I am looking for the ability to have a clear, explicit flow of data from
parent -> child process, without being constrained to using globals.


>
> On Fri, Sep 28, 2018 at 4:39 PM Sean Harrington <seanharr11 at gmail.com>
> wrote:
> > On Fri, Sep 28, 2018 at 6:45 PM Antoine Pitrou <solipsis at pitrou.net>
> wrote:
> >> 3. If you don't like globals, you could probably do something like
> >> lazily-initialize the resource when a function needing it is executed
> >
> > if initializing the resource is expensive, we only want to do this ONE
> time per worker process.
>
> We must have a different concept of "lazily-initialize". I understood
> Antoine's suggestion to be a one-time initialize per worker process.
>

>> See my response to Anotoine earlier. I missed the point made.
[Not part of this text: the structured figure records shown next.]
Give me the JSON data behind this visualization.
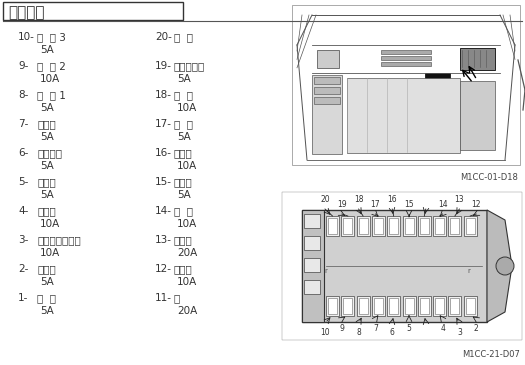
{
  "title": "保险丝盒",
  "bg_color": "#ffffff",
  "left_items": [
    {
      "num": "10-",
      "name": "选  购 3",
      "amp": "5A"
    },
    {
      "num": "9-",
      "name": "选  购 2",
      "amp": "10A"
    },
    {
      "num": "8-",
      "name": "选  购 1",
      "amp": "5A"
    },
    {
      "num": "7-",
      "name": "空调机",
      "amp": "5A"
    },
    {
      "num": "6-",
      "name": "电源接通",
      "amp": "5A"
    },
    {
      "num": "5-",
      "name": "开关盒",
      "amp": "5A"
    },
    {
      "num": "4-",
      "name": "电磁阀",
      "amp": "10A"
    },
    {
      "num": "3-",
      "name": "发动机控制马达",
      "amp": "10A"
    },
    {
      "num": "2-",
      "name": "控制器",
      "amp": "5A"
    },
    {
      "num": "1-",
      "name": "后  备",
      "amp": "5A"
    }
  ],
  "right_items": [
    {
      "num": "20-",
      "name": "备  用",
      "amp": ""
    },
    {
      "num": "19-",
      "name": "辉光继电器",
      "amp": "5A"
    },
    {
      "num": "18-",
      "name": "补  助",
      "amp": "10A"
    },
    {
      "num": "17-",
      "name": "室  灯",
      "amp": "5A"
    },
    {
      "num": "16-",
      "name": "点烟器",
      "amp": "10A"
    },
    {
      "num": "15-",
      "name": "收音机",
      "amp": "5A"
    },
    {
      "num": "14-",
      "name": "喇  叭",
      "amp": "10A"
    },
    {
      "num": "13-",
      "name": "加热器",
      "amp": "20A"
    },
    {
      "num": "12-",
      "name": "刮水器",
      "amp": "10A"
    },
    {
      "num": "11-",
      "name": "灯",
      "amp": "20A"
    }
  ],
  "fig_label1": "M1CC-01-D18",
  "fig_label2": "M1CC-21-D07",
  "text_color": "#333333",
  "title_fontsize": 11,
  "item_fontsize": 7.5
}
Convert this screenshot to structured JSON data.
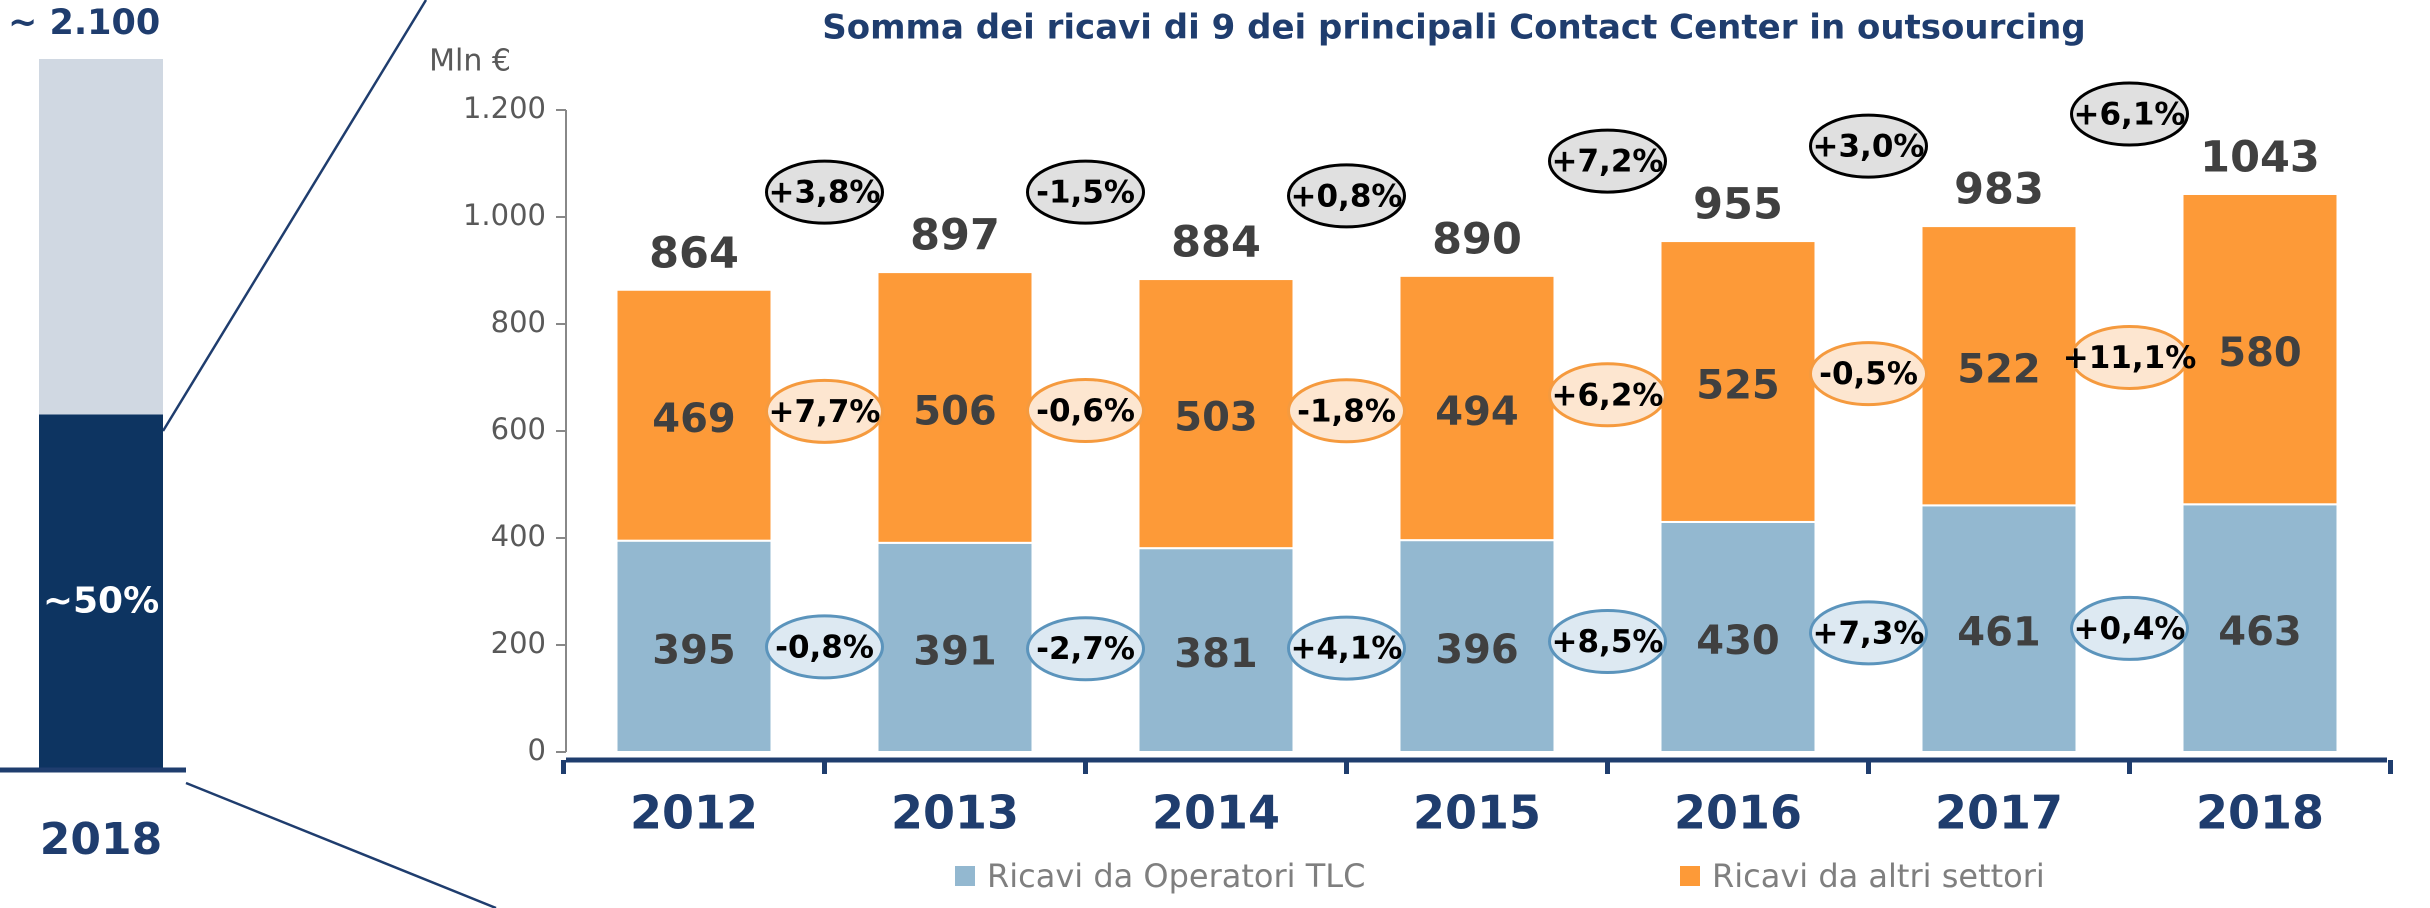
{
  "market": {
    "total_label": "~ 2.100",
    "share": 50,
    "share_label": "~50%",
    "year": "2018"
  },
  "chart_data": {
    "type": "bar",
    "stacked": true,
    "title": "Somma dei ricavi di 9 dei principali Contact Center in outsourcing",
    "y_axis_label": "Mln €",
    "categories": [
      "2012",
      "2013",
      "2014",
      "2015",
      "2016",
      "2017",
      "2018"
    ],
    "series": [
      {
        "name": "Ricavi da Operatori TLC",
        "color": "#93b8d0",
        "values": [
          395,
          391,
          381,
          396,
          430,
          461,
          463
        ],
        "growth_labels": [
          "-0,8%",
          "-2,7%",
          "+4,1%",
          "+8,5%",
          "+7,3%",
          "+0,4%"
        ]
      },
      {
        "name": "Ricavi da altri settori",
        "color": "#fd9a38",
        "values": [
          469,
          506,
          503,
          494,
          525,
          522,
          580
        ],
        "growth_labels": [
          "+7,7%",
          "-0,6%",
          "-1,8%",
          "+6,2%",
          "-0,5%",
          "+11,1%"
        ]
      }
    ],
    "totals": [
      864,
      897,
      884,
      890,
      955,
      983,
      1043
    ],
    "total_growth_labels": [
      "+3,8%",
      "-1,5%",
      "+0,8%",
      "+7,2%",
      "+3,0%",
      "+6,1%"
    ],
    "ylim": [
      0,
      1200
    ],
    "yticks": [
      0,
      200,
      400,
      600,
      800,
      {
        "value": 1000,
        "label": "1.000"
      },
      {
        "value": 1200,
        "label": "1.200"
      }
    ],
    "legend": "bottom"
  }
}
This is a
valid solution to the problem of "initializing objects after a worker has
been forked", but fails to address the "create big object in parent, pass
to each worker".


>
> On Fri, Sep 28, 2018 at 4:39 PM Sean Harrington <seanharr11 at gmail.com>
> wrote:
> > My simple argument is that the developer should not be constrained to
> make the objects passed globally available in the process, as this MAY
> break encapsulation for large projects.
>
> I could imagine someone switching from Pool to ThreadPool and getting
> into trouble, but in my mind using threads is caveat emptor. Are you
> worried about breaking encapsulation in a different scenario?
>

>> Without a specific example on-hand, you could imagine a tree of function
calls that occur in the worker process (even newly created objects), that
should not necessarily have access to objects passed from parent -> worker.
In every case given the current implementation, they will.